MyClass* anotherPointer = myHeapObject;
delete myHeapObject;
delete anotherPointer; // CRASH!

Like said before, pointers are just numbers. The delete keyword just destructs the object at the address you pass to it, it doesn’t touch the value of myHeapObject and much less of anotherPointer. Working with pointers, you need to be mindful of which part of your code has the responsibility of destroying each object.

Smart/shared pointers are tools to create safer pointers to help with this problem by wrapping a pointer inside a value type, using the inline/stack automatic constructor/copy/destructor calls to manage the lifetime of a heap-allocated object. You have a struct that stores a pointer to an object, and a pointer to an integer to count references. In the copy constructor, the object and counter pointers are copied and the reference counter is incremented, and in the destructor the counter is decremented. If the counter reaches zero, the pointer and the counter are deleted. This is a simple implementation, there are other variants (like weak pointers, which store a shared reference but don’t increment the count and can detect if the object has been destroyed elsewhere).

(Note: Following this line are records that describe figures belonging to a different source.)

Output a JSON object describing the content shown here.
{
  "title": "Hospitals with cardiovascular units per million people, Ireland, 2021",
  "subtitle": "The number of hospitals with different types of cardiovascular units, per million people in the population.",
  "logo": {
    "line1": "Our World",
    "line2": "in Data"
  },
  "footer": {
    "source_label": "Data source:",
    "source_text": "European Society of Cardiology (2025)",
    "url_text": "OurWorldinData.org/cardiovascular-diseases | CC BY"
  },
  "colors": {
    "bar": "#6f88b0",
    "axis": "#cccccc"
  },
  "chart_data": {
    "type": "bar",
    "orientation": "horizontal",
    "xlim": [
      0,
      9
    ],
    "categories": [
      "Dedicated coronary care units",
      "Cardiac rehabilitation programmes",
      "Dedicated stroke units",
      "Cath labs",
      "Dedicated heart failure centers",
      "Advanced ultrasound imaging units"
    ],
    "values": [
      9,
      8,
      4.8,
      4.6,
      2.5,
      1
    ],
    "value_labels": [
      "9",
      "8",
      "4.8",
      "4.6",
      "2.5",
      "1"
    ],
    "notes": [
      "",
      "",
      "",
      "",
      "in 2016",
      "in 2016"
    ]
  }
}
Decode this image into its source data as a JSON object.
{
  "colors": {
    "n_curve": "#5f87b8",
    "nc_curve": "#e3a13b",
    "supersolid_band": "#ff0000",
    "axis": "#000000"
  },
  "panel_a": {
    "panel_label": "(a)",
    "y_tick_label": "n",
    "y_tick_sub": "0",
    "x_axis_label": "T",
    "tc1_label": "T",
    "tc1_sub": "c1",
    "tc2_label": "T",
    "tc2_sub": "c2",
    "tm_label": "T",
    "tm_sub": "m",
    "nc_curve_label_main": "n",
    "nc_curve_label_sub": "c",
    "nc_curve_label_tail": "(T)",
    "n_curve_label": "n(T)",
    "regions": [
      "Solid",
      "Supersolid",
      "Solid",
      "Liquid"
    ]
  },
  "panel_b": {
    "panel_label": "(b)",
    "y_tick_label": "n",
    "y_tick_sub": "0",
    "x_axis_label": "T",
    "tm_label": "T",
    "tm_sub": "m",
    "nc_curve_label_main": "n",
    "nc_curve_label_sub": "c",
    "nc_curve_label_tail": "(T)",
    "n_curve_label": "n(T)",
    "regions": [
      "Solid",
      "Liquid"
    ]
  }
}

UE4 has it’s own memory management system for the UObject class, which is why you cannot create UObjects with the standard “new” keyword, or allocate them inline inside other classes/structs or in the stack.

4 Likes

Ah, I see. Most of what I do revolves around AActors, and/or letting the Engine deal with lifetimes (such as Components). I think I’ve only dealt with a UObject inside some Plugin code, that used the TSharedPtr stuff, and I wasn’t exactly clear on why it was using shared pointers versus plain pointers exactly.

So, if I’m understanding this correctly, storing a pointer to an AActor in a UPROPERTY() handles refcounts automatically, but doing same with a UObject does not? Or am I still missing a piece there?

The AActor class inherits from UObject class. Anything UObject needs to be stored in UPROPERTY pointers and be created using UE4’s special functions like NewObject() to have lifetime correctly managed by the engine.

Keep in mind that you can only use the UPROPERTY specifier in UCLASS-tagged classes and USTRUCT-tagged structs. If you want to safely store a reference to an UObject in a a plain C++ class/struct you need to use either TStrongObjectPtr<> or TWeakObjectPtr<>, which are special shared pointer structs for UObject-derived stuff. The TWeakObjectPtr doesn’t increment the reference counter, so it’s nice if you need a reference to an object but want to know if it was destroyed elsewhere.